• Приглашаем посетить наш сайт
    Добычин (dobychin.lit-info.ru)
  • История моего современника. Книга первая
    XXVIII. Балмашевский

    XXVIII

    Балмашевский

    На место Авдиева был назначен Сергей Тимофеевич Балмашевский *. Это был высокий, худощавый молодой человек, с несколько впалой грудью и слегка сутулый. Лицо у него было приятное, с доброй улыбкой на тонких губах, но его портили глаза, близорукие, с красными, припухшими веками. Говорили, что он страшно много работал, отчего спина у него согнулась, грудь впала, а на веках образовались ячмени, да так и не сходят...

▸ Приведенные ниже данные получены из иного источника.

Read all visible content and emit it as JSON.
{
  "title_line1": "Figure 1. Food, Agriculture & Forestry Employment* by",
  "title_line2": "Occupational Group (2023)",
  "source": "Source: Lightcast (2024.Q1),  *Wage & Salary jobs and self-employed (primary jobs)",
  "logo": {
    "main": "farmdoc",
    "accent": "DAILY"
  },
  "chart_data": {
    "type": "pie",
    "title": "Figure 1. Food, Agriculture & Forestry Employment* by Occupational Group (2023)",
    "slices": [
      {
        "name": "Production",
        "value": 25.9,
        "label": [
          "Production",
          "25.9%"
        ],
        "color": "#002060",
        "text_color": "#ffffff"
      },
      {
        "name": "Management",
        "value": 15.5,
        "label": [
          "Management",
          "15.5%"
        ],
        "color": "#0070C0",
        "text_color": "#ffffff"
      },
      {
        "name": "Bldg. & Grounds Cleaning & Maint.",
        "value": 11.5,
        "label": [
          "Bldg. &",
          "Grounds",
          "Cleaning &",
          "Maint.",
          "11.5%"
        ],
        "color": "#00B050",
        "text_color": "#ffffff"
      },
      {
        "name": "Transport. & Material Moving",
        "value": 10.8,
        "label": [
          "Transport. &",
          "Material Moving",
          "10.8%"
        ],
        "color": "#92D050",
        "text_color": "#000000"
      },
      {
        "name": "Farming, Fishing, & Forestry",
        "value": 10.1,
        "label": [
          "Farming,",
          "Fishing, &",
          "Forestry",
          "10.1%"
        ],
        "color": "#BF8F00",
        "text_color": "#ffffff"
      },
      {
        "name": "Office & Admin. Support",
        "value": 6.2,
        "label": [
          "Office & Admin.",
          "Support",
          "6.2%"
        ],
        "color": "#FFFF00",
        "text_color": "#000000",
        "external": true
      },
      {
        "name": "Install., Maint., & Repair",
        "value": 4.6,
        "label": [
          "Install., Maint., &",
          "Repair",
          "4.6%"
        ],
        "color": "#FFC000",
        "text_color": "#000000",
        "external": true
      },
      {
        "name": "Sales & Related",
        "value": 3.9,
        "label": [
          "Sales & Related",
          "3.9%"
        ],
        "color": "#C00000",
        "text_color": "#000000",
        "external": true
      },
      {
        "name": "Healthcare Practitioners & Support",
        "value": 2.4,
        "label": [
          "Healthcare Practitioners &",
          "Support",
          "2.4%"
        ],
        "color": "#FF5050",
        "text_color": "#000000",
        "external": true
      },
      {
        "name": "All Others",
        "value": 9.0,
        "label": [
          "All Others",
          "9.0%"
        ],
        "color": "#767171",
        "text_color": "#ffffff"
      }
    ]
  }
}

    На одном из первых уроков он заставил меня читать "Песнь о вещем Олеге".

    Ковши круговые, запенясь, шипят
    На тризне плачевной Олега.
    Князь Игорь и Ольга на хόлме сидят,
    Дружина пирует у брега...

    Когда я прочел предпоследний стих, новый учитель перебил меня:

    -- На холмé сидят... Нужно читать на холмé!

    Я с недоумением взглянул на него.

    -- Размер не выйдет,-- сказал я.

    -- Нужно читать на холмé,-- упрямо повторил он.

    Из-за кафедры на меня глядело добродушное лицо, с несколько деревянным выражением и припухшими веками. "Вечный труженик, а мастер никогда!" -- быстро, точно кем-то подсказанный, промелькнул у меня в голове отзыв Петра Великого о Тредьяковском *.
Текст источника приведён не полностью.